Another cost of believing false rape denials is that when the system fails to punish (or worse, rewards) people who commit sexual assault, there is nothing to deter anyone inclined to commit this crime from doing so. An important function of the criminal justice system is to teach the people who are watching that those who carry out violence against others will have to pay for their crimes. Someone considering committing rape might think twice if he learns of a perpetrator receiving his just desserts.
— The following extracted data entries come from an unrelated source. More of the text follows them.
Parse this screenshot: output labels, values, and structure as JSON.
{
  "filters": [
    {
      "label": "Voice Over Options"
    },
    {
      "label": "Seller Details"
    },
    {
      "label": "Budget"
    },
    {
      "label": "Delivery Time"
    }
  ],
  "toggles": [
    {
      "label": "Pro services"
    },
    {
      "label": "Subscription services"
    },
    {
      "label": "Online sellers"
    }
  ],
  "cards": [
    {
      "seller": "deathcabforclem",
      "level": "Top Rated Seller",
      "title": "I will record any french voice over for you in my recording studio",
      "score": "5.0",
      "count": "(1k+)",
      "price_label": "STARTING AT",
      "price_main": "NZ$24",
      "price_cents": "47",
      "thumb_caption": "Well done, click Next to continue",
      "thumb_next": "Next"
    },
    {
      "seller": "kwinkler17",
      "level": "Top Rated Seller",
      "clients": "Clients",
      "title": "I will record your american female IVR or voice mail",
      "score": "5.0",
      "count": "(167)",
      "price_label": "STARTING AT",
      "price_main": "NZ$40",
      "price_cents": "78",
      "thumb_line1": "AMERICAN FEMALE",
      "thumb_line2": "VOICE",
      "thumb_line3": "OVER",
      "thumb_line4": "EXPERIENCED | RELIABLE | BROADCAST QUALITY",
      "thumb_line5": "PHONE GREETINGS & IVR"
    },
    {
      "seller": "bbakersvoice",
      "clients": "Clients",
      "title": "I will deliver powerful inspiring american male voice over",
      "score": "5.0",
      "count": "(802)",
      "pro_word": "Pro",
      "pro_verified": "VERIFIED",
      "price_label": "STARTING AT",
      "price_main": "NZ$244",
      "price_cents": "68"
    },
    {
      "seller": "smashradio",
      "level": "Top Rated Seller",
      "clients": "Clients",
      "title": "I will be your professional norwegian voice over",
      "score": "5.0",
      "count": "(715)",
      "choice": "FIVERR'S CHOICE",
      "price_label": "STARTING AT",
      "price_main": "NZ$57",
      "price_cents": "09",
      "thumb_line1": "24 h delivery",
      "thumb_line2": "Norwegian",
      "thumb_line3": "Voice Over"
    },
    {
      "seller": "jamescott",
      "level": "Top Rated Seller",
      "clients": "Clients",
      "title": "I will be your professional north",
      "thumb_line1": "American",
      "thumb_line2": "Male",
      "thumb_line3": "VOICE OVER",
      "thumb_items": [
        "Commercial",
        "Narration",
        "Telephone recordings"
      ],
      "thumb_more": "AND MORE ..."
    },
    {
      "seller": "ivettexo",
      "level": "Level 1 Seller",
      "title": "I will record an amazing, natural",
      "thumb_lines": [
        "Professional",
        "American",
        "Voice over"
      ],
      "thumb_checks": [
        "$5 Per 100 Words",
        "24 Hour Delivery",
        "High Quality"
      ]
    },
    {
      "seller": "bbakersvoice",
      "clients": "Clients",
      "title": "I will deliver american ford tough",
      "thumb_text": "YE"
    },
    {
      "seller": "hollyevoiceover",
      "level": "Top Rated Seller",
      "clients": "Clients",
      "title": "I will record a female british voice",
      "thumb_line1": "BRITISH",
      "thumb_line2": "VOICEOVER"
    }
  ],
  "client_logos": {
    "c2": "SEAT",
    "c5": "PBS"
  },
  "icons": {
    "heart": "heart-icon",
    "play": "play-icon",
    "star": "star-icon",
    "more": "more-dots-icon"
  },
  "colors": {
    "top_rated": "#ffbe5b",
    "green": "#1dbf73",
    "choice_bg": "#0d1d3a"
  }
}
And likewise, if the perpetrator gets away with his violence, then those who obey the law only because they fear punishment will understand that they need not worry about consequences.
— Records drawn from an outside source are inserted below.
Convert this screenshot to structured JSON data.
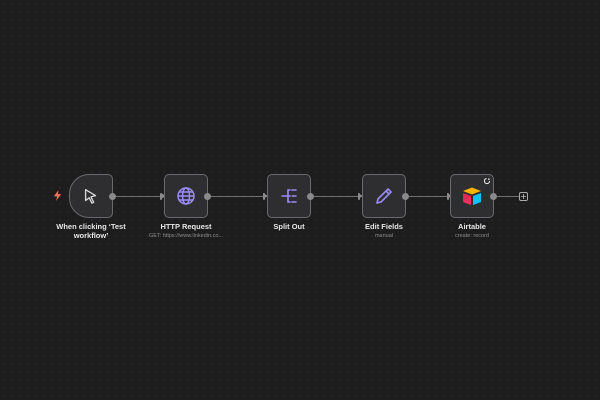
{
  "workflow": {
    "nodes": [
      {
        "id": "trigger",
        "label": "When clicking ‘Test workflow’",
        "subtitle": "",
        "icon": "cursor-icon"
      },
      {
        "id": "http",
        "label": "HTTP Request",
        "subtitle": "GET: https://www.linkedin.co...",
        "icon": "globe-icon"
      },
      {
        "id": "split",
        "label": "Split Out",
        "subtitle": "",
        "icon": "split-out-icon"
      },
      {
        "id": "edit",
        "label": "Edit Fields",
        "subtitle": "manual",
        "icon": "pencil-icon"
      },
      {
        "id": "airtable",
        "label": "Airtable",
        "subtitle": "create: record",
        "icon": "airtable-logo-icon"
      }
    ],
    "add_node_label": "+"
  },
  "colors": {
    "canvas": "#1d1d1d",
    "node_bg": "#2e2e30",
    "node_border": "#6a6a6e",
    "accent_purple": "#9b8cf7",
    "trigger_bolt": "#ff6d5a"
  }
}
Treating false negatives as harmless makes no sense when the stakes are relatively low, but it does not even make sense when the stakes are high. Even in the criminal justice system, where the punishment is severe, we say "better that ten guilty go free” or "better that 100 guilty go free." We do not say "better that a million go free" or "better that everyone go free." We do not, in other words, simply refuse to prosecute or convict violent criminals at all out of a fear that someone sometime might be wrongfully convicted. We recognize, in the case of most crimes, that there is a limit to the number of guilty people that should go free. A government that fails to successfully prosecute any violent criminals for fear of potentially convicting an innocent person once in a great while will fail to protect the public, perhaps the most important of its responsibilities.

But somehow, when it comes to rape--especially acquaintance rape--this basic principle does not apply. Suddenly, the only cost for us to consider is the cost of believing a false accusation.  The cost of believing a false accusation of any other crime would, of course, be the same, but people generally do not worry that it "could happen to me" when considering another crime. Trump speaks to that fear that a false rape accusation "could happen to me" when he says that men, rather than women, are the ones in danger. Trevor Noah of The Daily Show has a fascinating discussion of this issue, the notion that men are the real victims. 
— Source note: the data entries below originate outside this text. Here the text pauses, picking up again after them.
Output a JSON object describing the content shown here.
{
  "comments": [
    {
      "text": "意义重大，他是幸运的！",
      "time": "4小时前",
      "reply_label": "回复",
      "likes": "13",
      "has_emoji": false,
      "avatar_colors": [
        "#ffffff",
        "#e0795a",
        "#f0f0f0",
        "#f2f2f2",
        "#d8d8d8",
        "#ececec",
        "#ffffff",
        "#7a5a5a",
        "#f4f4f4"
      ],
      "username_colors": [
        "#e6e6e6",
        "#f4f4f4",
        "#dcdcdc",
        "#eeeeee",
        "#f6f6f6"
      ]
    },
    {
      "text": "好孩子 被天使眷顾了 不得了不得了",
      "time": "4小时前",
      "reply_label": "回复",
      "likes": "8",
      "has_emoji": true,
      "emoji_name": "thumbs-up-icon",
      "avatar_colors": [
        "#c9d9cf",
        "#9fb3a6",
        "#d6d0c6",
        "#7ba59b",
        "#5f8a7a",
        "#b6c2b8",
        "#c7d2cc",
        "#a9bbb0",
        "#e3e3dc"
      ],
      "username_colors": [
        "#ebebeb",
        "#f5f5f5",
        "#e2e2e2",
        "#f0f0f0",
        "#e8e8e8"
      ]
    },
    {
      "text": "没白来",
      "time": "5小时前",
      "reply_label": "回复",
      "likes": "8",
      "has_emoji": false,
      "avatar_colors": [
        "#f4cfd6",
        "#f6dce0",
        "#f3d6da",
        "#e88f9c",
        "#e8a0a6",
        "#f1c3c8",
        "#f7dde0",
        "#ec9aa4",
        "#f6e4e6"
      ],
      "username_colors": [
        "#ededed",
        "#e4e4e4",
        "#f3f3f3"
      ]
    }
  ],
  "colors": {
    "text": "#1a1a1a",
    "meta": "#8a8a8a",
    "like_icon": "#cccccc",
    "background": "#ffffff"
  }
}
Rape, however, can happen to people too, and it happens far more often than false rape accusations do. Women and men are in denial about this when they fear for their husbands and sons but not for their their wives and daughters. There is no more reason to expect a woman to falsely accuse you (or your husband or your sons) of rape than there is to expect a woman or a man to falsely accuse you of some other crime. Yet few people lie awake at night worrying about being falsely accused of shoplifting or arson.

We need to hold rapists accountable for their behavior, and rapists need to know that they will be held accountable. That is what made the Kavanaugh/Ford moment so important. Had it gone differently, everyone who has ever suffered at the hands of a rapist or attempted rapist would understand that their suffering counts, that our society condemns it unequivocally when a credible victim comes forward to complain, and that the authorities react with retributive outrage. And perpetrators, not to mention teenagers, would learn under those circumstances that this is wrong, unacceptable, and subject to punishment.

We have, unfortunately, lost that opportunity this time. But sadly, there will be many more opportunities to get it right. And when societal institutions begin to punish acquaintance rapists and attempted rapists for their crimes, it will no longer be necessary for victims to seek justice for what happened to them by shouting #MeToo.